How to Choose a Ceiling Fan

Call it good wind chill. Since the breeze a ceiling fan generates makes you feel 2 to 6 degrees cooler, you can raise your thermostat that amount and save 16 to 48 percent on air-conditioning. What makes some fans sell for $50 and others for $500 or more? It's all in the range of styles, features and construction.

  1. Find a fan that fits the room. For up to 100 square feet (9.3 square m), you'll need a blade span of 36 inches (91 cm); spaces up to 150 square feet (13.9 square m) requires 42 inches (107 cm); up to 225 square feet (20.9 square m) requires 48 inches (122 cm); up to 375 square feet (34.8 square m) requires 52 inches (132 cm).
  2. Attach flush-mount or hugger fans to low ceilings. On a high ceiling, downrods bring the cooling action into the living space. Sloped ceilings require a special angled mount. For safety, all blades must be at least 7 feet (213 cm) above the floor.
  3. Shop for quality components. Die-cast (not stamped) motor housings and blade holders reduce motor noise and add stability. Permanently lubricated bearings and a sealed oil reservoir provide maintenance-free operation.
  4. Compare blade performance. Blade pitch (angle) ranges from 8 to 15 degrees; the higher the pitch, the more air the fan moves.
  5. Select a finish to match your decor.

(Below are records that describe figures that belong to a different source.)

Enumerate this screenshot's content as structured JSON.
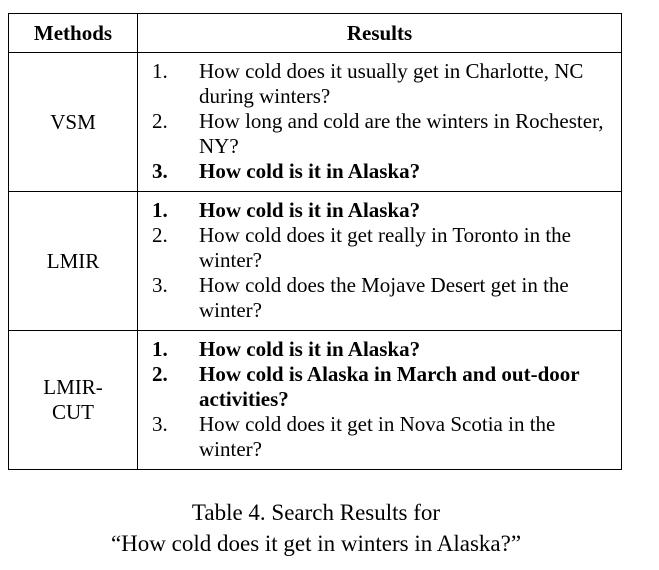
{
  "table": {
    "headers": {
      "methods": "Methods",
      "results": "Results"
    },
    "rows": [
      {
        "method": "VSM",
        "results": [
          {
            "num": "1.",
            "text": "How cold does it usually get in Charlotte, NC during winters?",
            "bold": false
          },
          {
            "num": "2.",
            "text": "How long and cold are the winters in Rochester, NY?",
            "bold": false
          },
          {
            "num": "3.",
            "text": "How cold is it in Alaska?",
            "bold": true
          }
        ]
      },
      {
        "method": "LMIR",
        "results": [
          {
            "num": "1.",
            "text": "How cold is it in Alaska?",
            "bold": true
          },
          {
            "num": "2.",
            "text": "How cold does it get really in Toronto in the winter?",
            "bold": false
          },
          {
            "num": "3.",
            "text": "How cold does the Mojave Desert get in the winter?",
            "bold": false
          }
        ]
      },
      {
        "method": "LMIR-\nCUT",
        "results": [
          {
            "num": "1.",
            "text": "How cold is it in Alaska?",
            "bold": true
          },
          {
            "num": "2.",
            "text": "How cold is Alaska in March and out-door activities?",
            "bold": true
          },
          {
            "num": "3.",
            "text": "How cold does it get in Nova Scotia in the winter?",
            "bold": false
          }
        ]
      }
    ]
  },
  "caption": {
    "line1": "Table 4. Search Results for",
    "line2": "“How cold does it get in winters in Alaska?”"
  }
}
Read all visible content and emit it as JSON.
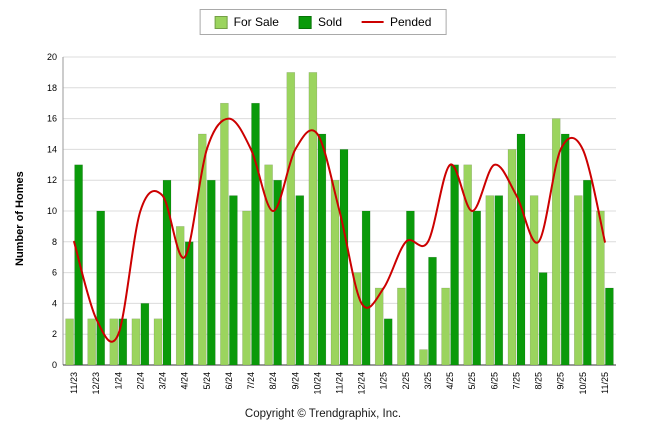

Motor housings come in brass, steel, nickel, iron, verdigris (greenish-blue), copper, bronze and painted looks. Blades are made from plastic, metal, cloth, palm and bamboo, as well as wood finishes. Reversible blades offer two different looks.
  6. Consider how the room's lighting will work with the fan. Ceiling fans generally replace existing light fixtures. Do you want built-in fan lights, or will you customize with a decorative light kit? To ensure the fan and light finishes match, buy both through the same fan company.
  7. Boost convenience with a wireless remote or hardwired wall control to adjust fan speed, lights and other features.
  8. Shop for options. A dimmer switch adjusts lighting to fit your mood. Programmable controls can automatically adjust fan speed to compensate for cooler night air, or can turn off lights and the fan after a certain number of hours.


  • Choose fans rated for damp or wet environments if you're buying for a bathroom, kitchen or covered porch.
  • Look for fans bearing the Energy Star label, which indicates that they move air up to 20 percent more efficiently than typical models.
  • Unusual blade and housing finishes are striking, but a white fan will nicely blend into your white ceiling.


  • Most ceilings require bracing to support the extra weight of a ceiling fan. Consult with an electrician or a home center.
  • Solid-wood blades can warp over time.